カノジョの名前を聞いたから?だからしたくなったのかな?
あんな綺麗な人……わたしじゃ替わりにならないだろうに。
その夜の甲斐くんは明け方までわたしを離さなかった。


「その格好で行くの?」
「はい、あの……いけませんか?」
「今時の子たちは結構ファッションチェックとか煩いわよ?」
挨拶に行く前、氷室さんにチェックされてしまった。
「でも、普通にスーツだし……」
「スーツは仕方ないとして……ちょっとだけ顔触らせて」
「え?」
「これでもわたしモデルやってたから、スタイリストのまねごとぐらい出来るから」
そういってメイクポーチを取り出して、わたしの顔をいじりはじめた。
「ひ、氷室さん??」
「ほら、動かないで。眉もこんな生やしっぱなしじゃ生徒に笑われるわよ?今時眉触ってない振りしてみんな整えてるんだから」
「そ、そうなんですか……」
手慣れた仕草でわたしの眉を整えていく。今までそんなことしたこともなかった。眉も目もそのまま、かろうじてファンデーションと薄い口紅だけだった。

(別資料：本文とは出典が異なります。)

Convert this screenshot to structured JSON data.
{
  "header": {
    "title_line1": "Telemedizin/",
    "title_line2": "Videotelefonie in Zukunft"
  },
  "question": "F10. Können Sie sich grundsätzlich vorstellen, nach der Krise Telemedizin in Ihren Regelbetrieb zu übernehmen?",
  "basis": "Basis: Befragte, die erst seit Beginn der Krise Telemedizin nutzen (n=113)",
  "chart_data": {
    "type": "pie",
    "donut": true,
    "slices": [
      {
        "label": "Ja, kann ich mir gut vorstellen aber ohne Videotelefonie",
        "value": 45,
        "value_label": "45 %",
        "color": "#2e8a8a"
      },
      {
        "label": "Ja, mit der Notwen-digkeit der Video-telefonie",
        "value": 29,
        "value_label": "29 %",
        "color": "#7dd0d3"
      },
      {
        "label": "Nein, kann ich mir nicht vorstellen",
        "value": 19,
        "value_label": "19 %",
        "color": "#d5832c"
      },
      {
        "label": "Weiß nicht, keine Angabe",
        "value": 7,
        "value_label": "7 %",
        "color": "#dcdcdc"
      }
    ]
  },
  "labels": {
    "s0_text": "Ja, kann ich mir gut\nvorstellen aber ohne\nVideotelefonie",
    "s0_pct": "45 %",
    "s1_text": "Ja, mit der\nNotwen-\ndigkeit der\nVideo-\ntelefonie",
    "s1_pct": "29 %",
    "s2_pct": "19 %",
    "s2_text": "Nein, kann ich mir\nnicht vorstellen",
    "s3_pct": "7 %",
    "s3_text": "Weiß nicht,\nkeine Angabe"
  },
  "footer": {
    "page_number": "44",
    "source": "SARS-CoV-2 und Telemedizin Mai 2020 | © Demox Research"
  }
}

「それと、肌はきれいだからファンデも薄くてもいいけど、ちょっとムラになってるわよ?こまめにパウダーで直して、後チーク入れたほうがいいわ。あなた色が白すぎて、かえって顔色悪く見えるわよ?ちゃんと元気そうに見せないと」
そういってあっという間に手直しされて……
「ほら、完成。スーツも挨拶直前に前のボタン締めて、普段はこうやって開けておくのよ」
そう言われても着ているスーツの質が違う。すごく綺麗なラインのスーツ、きっと高いんだろうな……
「あの、ありがとうございます」
「いえ、どういたしまして。お互い頑張りましょう」
にっこり笑う笑顔がまぶしくて……完敗だ。綺麗で、優しくて、面倒見がよくて……わたしならこんな人の生徒になりたい。こんな人をカノジョにしたいと思う。